Марго извлекла из-за корсажа сложенный листок, развернула его и попросила Лизетту прочитать его громко и торжественно. Я насторожился, — что это могло быть? Анна тоже ничего не понимала и в удивлении слегка приподняла голову. Но едва были прочитаны первые слова, как мне все стало ясно: то было мое любовное послание, извлеченное из пчелиного улья. Пока Лизетта читала, меня бросало то в жар, то в холод; как я ни был взволнован, я все же заметил, что Анна лишь постепенно начинала понимать, в чем дело. Остальные девушки, которые сначала лукаво пересмеивались, во время чтения вдруг притихли, пораженные и посрамленные той честной прямотой и силой, с какой было написано письмо; они краснели одна за другой, словно каждая из них принимала эти излияния в свой адрес. Тем временем страх, непобедимый страх перед тем, что скоро прозвучит последнее слово письма, внушил мне новую хитрость. Когда Лизетта умолкла, испытывая немалое смущение, я произнес самым безразличным тоном:
— Черт возьми! Что-то очень знакомое! А ну-ка покажи! Верно! Это моя бумага, и почерк мой! Да, это я писал!
— Ну, а дальше что же? — сказала Марго, несколько озадаченная тем, какой оборот принимает разговор.
— Где же вы это нашли? — продолжал я. — Это ведь перевод с французского, я делал его здесь в доме года два назад. Вся эта история изложена в пасторальном романе с золотым обрезом, который валяется на чердаке вместе со старыми шпагами и всякими древними фолиантами. Я еще тогда шутки ради заменил имя Мелинда на Анна. Принеси-ка его сюда, крошка Катон! Я прочитаю вам этот отрывок по-французски.
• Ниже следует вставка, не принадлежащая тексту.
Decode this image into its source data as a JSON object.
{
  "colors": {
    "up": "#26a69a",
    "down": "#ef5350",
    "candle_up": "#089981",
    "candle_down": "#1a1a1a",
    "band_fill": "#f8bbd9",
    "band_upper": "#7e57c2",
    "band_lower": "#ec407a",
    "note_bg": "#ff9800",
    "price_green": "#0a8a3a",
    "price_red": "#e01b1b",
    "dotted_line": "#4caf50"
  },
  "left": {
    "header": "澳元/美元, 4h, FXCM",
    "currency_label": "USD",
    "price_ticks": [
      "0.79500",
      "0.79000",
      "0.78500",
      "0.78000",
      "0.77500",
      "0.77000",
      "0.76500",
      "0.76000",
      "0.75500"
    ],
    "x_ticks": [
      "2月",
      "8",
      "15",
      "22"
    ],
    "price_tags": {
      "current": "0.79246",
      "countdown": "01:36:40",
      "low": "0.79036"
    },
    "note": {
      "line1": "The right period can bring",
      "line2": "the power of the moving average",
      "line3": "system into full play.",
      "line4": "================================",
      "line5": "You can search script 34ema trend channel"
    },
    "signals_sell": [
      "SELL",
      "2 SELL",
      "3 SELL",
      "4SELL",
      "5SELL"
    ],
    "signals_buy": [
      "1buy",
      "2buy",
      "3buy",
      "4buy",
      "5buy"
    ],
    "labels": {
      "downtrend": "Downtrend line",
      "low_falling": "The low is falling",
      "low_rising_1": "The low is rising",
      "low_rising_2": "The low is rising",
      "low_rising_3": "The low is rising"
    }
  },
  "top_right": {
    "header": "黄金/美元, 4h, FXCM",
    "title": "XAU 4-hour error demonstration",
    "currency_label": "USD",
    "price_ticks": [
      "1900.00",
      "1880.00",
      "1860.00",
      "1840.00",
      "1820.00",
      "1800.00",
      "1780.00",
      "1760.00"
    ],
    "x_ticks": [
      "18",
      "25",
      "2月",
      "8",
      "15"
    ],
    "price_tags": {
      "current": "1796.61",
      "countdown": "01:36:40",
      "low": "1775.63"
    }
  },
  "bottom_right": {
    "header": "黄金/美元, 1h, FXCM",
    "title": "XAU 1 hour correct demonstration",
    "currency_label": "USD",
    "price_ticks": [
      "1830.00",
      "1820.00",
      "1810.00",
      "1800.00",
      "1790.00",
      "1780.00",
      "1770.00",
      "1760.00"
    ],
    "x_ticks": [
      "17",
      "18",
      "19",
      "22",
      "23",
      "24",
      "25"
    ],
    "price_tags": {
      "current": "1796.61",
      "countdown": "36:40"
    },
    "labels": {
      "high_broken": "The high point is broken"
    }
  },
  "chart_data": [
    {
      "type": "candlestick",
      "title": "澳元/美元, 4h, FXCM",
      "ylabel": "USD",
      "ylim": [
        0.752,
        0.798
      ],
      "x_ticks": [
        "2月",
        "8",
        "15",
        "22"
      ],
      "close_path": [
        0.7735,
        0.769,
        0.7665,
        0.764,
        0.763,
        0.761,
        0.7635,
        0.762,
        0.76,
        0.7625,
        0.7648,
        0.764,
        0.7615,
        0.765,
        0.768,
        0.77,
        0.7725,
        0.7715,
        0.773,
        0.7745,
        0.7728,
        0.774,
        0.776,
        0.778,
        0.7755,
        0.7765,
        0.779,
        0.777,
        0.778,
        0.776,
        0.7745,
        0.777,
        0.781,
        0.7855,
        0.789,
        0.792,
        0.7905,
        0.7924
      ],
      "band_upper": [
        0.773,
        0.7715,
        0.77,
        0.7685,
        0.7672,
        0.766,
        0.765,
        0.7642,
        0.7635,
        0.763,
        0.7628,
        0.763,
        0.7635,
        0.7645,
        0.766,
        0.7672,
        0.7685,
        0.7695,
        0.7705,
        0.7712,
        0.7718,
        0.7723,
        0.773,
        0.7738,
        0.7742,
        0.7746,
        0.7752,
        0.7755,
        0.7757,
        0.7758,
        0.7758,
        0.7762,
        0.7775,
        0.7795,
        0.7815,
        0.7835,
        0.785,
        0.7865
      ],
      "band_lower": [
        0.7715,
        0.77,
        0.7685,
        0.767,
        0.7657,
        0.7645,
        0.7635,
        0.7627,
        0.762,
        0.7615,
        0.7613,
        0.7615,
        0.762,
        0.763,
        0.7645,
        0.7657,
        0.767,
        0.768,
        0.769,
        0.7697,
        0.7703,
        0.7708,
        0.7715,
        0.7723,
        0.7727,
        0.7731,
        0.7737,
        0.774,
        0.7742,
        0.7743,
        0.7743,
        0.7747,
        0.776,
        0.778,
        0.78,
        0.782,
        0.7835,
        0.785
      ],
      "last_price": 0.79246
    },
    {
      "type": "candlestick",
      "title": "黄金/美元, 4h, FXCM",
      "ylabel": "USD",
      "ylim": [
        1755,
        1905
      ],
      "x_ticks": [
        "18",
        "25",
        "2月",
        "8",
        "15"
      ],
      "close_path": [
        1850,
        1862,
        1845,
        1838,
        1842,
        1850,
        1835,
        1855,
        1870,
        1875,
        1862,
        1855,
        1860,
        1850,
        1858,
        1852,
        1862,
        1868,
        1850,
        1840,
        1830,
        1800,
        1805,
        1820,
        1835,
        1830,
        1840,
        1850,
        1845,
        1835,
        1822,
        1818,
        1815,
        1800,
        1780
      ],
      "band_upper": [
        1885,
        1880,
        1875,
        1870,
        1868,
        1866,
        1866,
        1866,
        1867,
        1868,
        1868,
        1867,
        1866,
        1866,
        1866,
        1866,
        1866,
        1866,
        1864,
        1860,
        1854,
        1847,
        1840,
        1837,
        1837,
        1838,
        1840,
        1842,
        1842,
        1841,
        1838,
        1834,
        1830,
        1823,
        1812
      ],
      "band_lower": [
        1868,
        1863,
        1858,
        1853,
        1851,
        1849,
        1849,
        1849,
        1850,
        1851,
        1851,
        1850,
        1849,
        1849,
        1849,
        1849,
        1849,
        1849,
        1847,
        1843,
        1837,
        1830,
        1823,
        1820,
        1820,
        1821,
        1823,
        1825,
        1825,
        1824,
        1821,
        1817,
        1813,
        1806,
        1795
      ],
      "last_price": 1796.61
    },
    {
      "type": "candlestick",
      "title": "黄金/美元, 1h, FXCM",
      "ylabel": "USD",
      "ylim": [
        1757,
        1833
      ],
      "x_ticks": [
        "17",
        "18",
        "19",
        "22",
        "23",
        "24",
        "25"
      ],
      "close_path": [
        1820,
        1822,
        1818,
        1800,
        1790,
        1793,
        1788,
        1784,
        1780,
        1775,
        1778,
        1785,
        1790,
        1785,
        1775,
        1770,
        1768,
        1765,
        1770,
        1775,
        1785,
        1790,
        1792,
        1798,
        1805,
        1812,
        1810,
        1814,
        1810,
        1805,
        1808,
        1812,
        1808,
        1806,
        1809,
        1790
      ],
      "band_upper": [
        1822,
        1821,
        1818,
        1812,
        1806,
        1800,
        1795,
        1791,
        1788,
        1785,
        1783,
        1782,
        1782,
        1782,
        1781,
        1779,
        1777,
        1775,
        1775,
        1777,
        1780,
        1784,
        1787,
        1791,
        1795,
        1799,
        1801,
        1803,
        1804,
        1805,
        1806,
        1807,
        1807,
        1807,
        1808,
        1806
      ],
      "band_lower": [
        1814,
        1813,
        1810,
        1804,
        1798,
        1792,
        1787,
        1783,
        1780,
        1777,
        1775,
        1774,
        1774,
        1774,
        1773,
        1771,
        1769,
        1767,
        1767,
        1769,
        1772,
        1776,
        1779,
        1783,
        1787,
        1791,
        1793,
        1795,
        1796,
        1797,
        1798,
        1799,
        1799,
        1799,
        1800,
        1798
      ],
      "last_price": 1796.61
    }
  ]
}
— Сам принеси, крошка Генрих, — обиженно отвечала младшая, — мы ведь с тобой ровесники!
У всех девушек были разочарованные лица, — мое измышление выглядело вполне естественным и правдоподобным. Только одна Анна должна была догадаться, что послание адресовано ей, ибо только она по упоминанию бабушкиной могилы могла понять, что письмо написано недавно. Она сидела молча и неподвижно. Итак, содержание летучего листка дошло наконец по назначению без моего личного участия и без того, чтобы девушки могли торжествовать победу. Я стал так самоуверен и дерзок, что взял письмо из рук Катон, сложил его, протянул Анне и, отвесив ей иронический поклон, сказал:
— Поскольку сему упражнению в стилистике было приписано более высокое назначение, соблаговолите, досточтимая барышня, оказать покровительственный приют этому странствующему листку и принять его от меня как память о нынешнем замечательном дне!
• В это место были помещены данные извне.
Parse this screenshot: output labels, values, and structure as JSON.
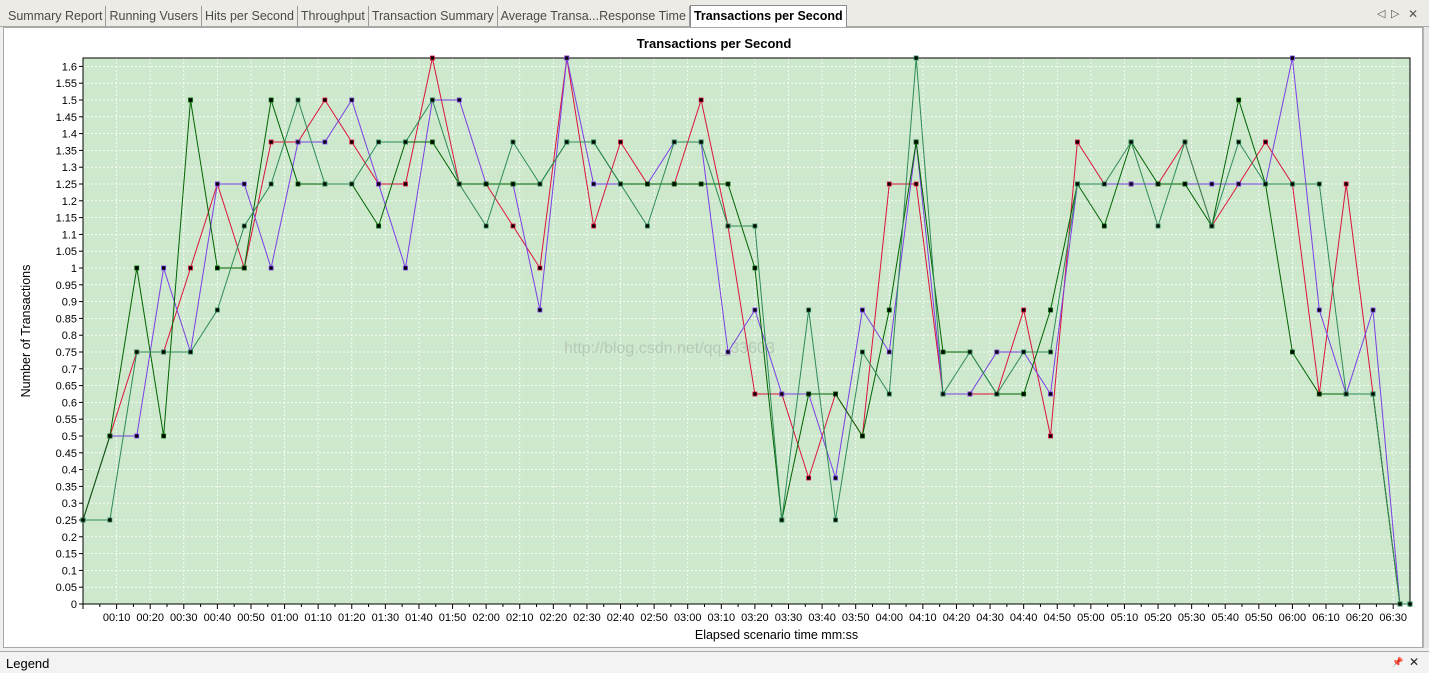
{
  "tabs": [
    {
      "label": "Summary Report",
      "active": false
    },
    {
      "label": "Running Vusers",
      "active": false
    },
    {
      "label": "Hits per Second",
      "active": false
    },
    {
      "label": "Throughput",
      "active": false
    },
    {
      "label": "Transaction Summary",
      "active": false
    },
    {
      "label": "Average Transa...Response Time",
      "active": false
    },
    {
      "label": "Transactions per Second",
      "active": true
    }
  ],
  "tab_controls": {
    "prev": "◁",
    "next": "▷",
    "close": "✕"
  },
  "legend": {
    "label": "Legend",
    "pin": "📌",
    "close": "✕"
  },
  "colors": {
    "plot_bg": "#cde8cd",
    "grid": "#ffffff",
    "frame": "#000000"
  },
  "chart_data": {
    "type": "line",
    "title": "Transactions per Second",
    "xlabel": "Elapsed scenario time mm:ss",
    "ylabel": "Number of Transactions",
    "x_unit": "seconds",
    "xlim": [
      0,
      395
    ],
    "ylim": [
      0,
      1.625
    ],
    "y_ticks": [
      0,
      0.05,
      0.1,
      0.15,
      0.2,
      0.25,
      0.3,
      0.35,
      0.4,
      0.45,
      0.5,
      0.55,
      0.6,
      0.65,
      0.7,
      0.75,
      0.8,
      0.85,
      0.9,
      0.95,
      1,
      1.05,
      1.1,
      1.15,
      1.2,
      1.25,
      1.3,
      1.35,
      1.4,
      1.45,
      1.5,
      1.55,
      1.6
    ],
    "x_tick_labels": [
      "00:10",
      "00:20",
      "00:30",
      "00:40",
      "00:50",
      "01:00",
      "01:10",
      "01:20",
      "01:30",
      "01:40",
      "01:50",
      "02:00",
      "02:10",
      "02:20",
      "02:30",
      "02:40",
      "02:50",
      "03:00",
      "03:10",
      "03:20",
      "03:30",
      "03:40",
      "03:50",
      "04:00",
      "04:10",
      "04:20",
      "04:30",
      "04:40",
      "04:50",
      "05:00",
      "05:10",
      "05:20",
      "05:30",
      "05:40",
      "05:50",
      "06:00",
      "06:10",
      "06:20",
      "06:30"
    ],
    "x_tick_values": [
      10,
      20,
      30,
      40,
      50,
      60,
      70,
      80,
      90,
      100,
      110,
      120,
      130,
      140,
      150,
      160,
      170,
      180,
      190,
      200,
      210,
      220,
      230,
      240,
      250,
      260,
      270,
      280,
      290,
      300,
      310,
      320,
      330,
      340,
      350,
      360,
      370,
      380,
      390
    ],
    "watermark": "http://blog.csdn.net/qq_33603",
    "x": [
      0,
      8,
      16,
      24,
      32,
      40,
      48,
      56,
      64,
      72,
      80,
      88,
      96,
      104,
      112,
      120,
      128,
      136,
      144,
      152,
      160,
      168,
      176,
      184,
      192,
      200,
      208,
      216,
      224,
      232,
      240,
      248,
      256,
      264,
      272,
      280,
      288,
      296,
      304,
      312,
      320,
      328,
      336,
      344,
      352,
      360,
      368,
      376,
      384,
      392,
      395
    ],
    "series": [
      {
        "color": "#dc143c",
        "values": [
          0.25,
          0.5,
          0.75,
          0.75,
          1,
          1.25,
          1,
          1.375,
          1.375,
          1.5,
          1.375,
          1.25,
          1.25,
          1.625,
          1.25,
          1.25,
          1.125,
          1,
          1.625,
          1.125,
          1.375,
          1.25,
          1.25,
          1.5,
          1.125,
          0.625,
          0.625,
          0.375,
          0.625,
          0.5,
          1.25,
          1.25,
          0.625,
          0.625,
          0.625,
          0.875,
          0.5,
          1.375,
          1.25,
          1.25,
          1.25,
          1.375,
          1.125,
          1.25,
          1.375,
          1.25,
          0.625,
          1.25,
          0.625,
          0,
          0
        ]
      },
      {
        "color": "#7b3fe4",
        "values": [
          0.25,
          0.5,
          0.5,
          1,
          0.75,
          1.25,
          1.25,
          1,
          1.375,
          1.375,
          1.5,
          1.25,
          1,
          1.5,
          1.5,
          1.25,
          1.25,
          0.875,
          1.625,
          1.25,
          1.25,
          1.25,
          1.375,
          1.375,
          0.75,
          0.875,
          0.625,
          0.625,
          0.375,
          0.875,
          0.75,
          1.375,
          0.625,
          0.625,
          0.75,
          0.75,
          0.625,
          1.25,
          1.25,
          1.25,
          1.25,
          1.25,
          1.25,
          1.25,
          1.25,
          1.625,
          0.875,
          0.625,
          0.875,
          0,
          0
        ]
      },
      {
        "color": "#006400",
        "values": [
          0.25,
          0.5,
          1,
          0.5,
          1.5,
          1,
          1,
          1.5,
          1.25,
          1.25,
          1.25,
          1.125,
          1.375,
          1.375,
          1.25,
          1.25,
          1.25,
          1.25,
          1.375,
          1.375,
          1.25,
          1.25,
          1.25,
          1.25,
          1.25,
          1,
          0.25,
          0.625,
          0.625,
          0.5,
          0.875,
          1.375,
          0.75,
          0.75,
          0.625,
          0.625,
          0.875,
          1.25,
          1.125,
          1.375,
          1.25,
          1.25,
          1.125,
          1.5,
          1.25,
          0.75,
          0.625,
          0.625,
          0.625,
          0,
          0
        ]
      },
      {
        "color": "#2e8b57",
        "values": [
          0.25,
          0.25,
          0.75,
          0.75,
          0.75,
          0.875,
          1.125,
          1.25,
          1.5,
          1.25,
          1.25,
          1.375,
          1.375,
          1.5,
          1.25,
          1.125,
          1.375,
          1.25,
          1.375,
          1.375,
          1.25,
          1.125,
          1.375,
          1.375,
          1.125,
          1.125,
          0.25,
          0.875,
          0.25,
          0.75,
          0.625,
          1.625,
          0.625,
          0.75,
          0.625,
          0.75,
          0.75,
          1.25,
          1.25,
          1.375,
          1.125,
          1.375,
          1.125,
          1.375,
          1.25,
          1.25,
          1.25,
          0.625,
          0.625,
          0,
          0
        ]
      }
    ]
  }
}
Она не сразу отозвалась на мои слова и не хотела брать бумагу; и только когда я уже собрался сделать поворот налево, она быстро выхватила у меня листок и бросила его подле себя на стол.
Между тем остроумие мое было исчерпано, и я искал путей, чтобы подобру-поздорову покинуть беседку. Отвесив еще один шутливый поклон, я попрощался. Девушки отпустили меня, провожая иронически вежливыми приседаниями. Ирония была вызвана уязвленностью их женского самолюбия, потому что им не удалось укротить и подчинить меня, а вежливость — тем уважением, которое им внушили мои ответы, ибо, хотя рисунок, равно как и исписанный мною листок, ясно свидетельствовали об особом моем расположении к Анне, я, невзирая на общественный характер наших переговоров, сумел так сберечь свою тайну, что под личиной веселой шутки сохранил на будущее полную свободу действий не только для себя, но и для Анны.
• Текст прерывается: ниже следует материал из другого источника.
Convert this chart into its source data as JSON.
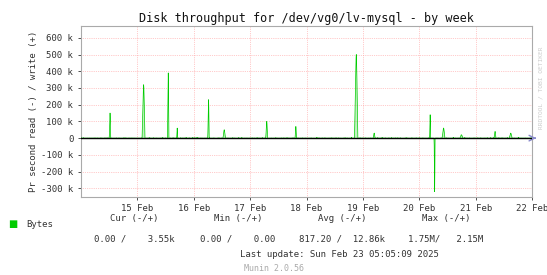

В высшей степени удовлетворенный, я отправился в свою комнатку под крышей и провел там целый час в состоянии блаженной мечтательности. Анна казалась мне более восхитительной, более достойной любви, чем когда бы то ни было. Все мои помыслы были поглощены ею, я словно отрешился от самого себя, она казалась мне такой хрупкой, что вызывала во мне чувство нежного сострадания. Я не смог долго усидеть на месте; сентябрьское солнце уже заходило, мне хотелось проводить Анну до дому в первый раз после чудесных времен детства. Но она уже ушла, отправившись через гору одна; кузины собирались домой и, укладывая вышивание, смотрели на меня с равнодушным спокойствием; а я взглянул на опустевший стол, но, поостерегшись справиться, взяла ли Анна с собой мою бумагу, пошел уныло бродить по долине в сторону леса.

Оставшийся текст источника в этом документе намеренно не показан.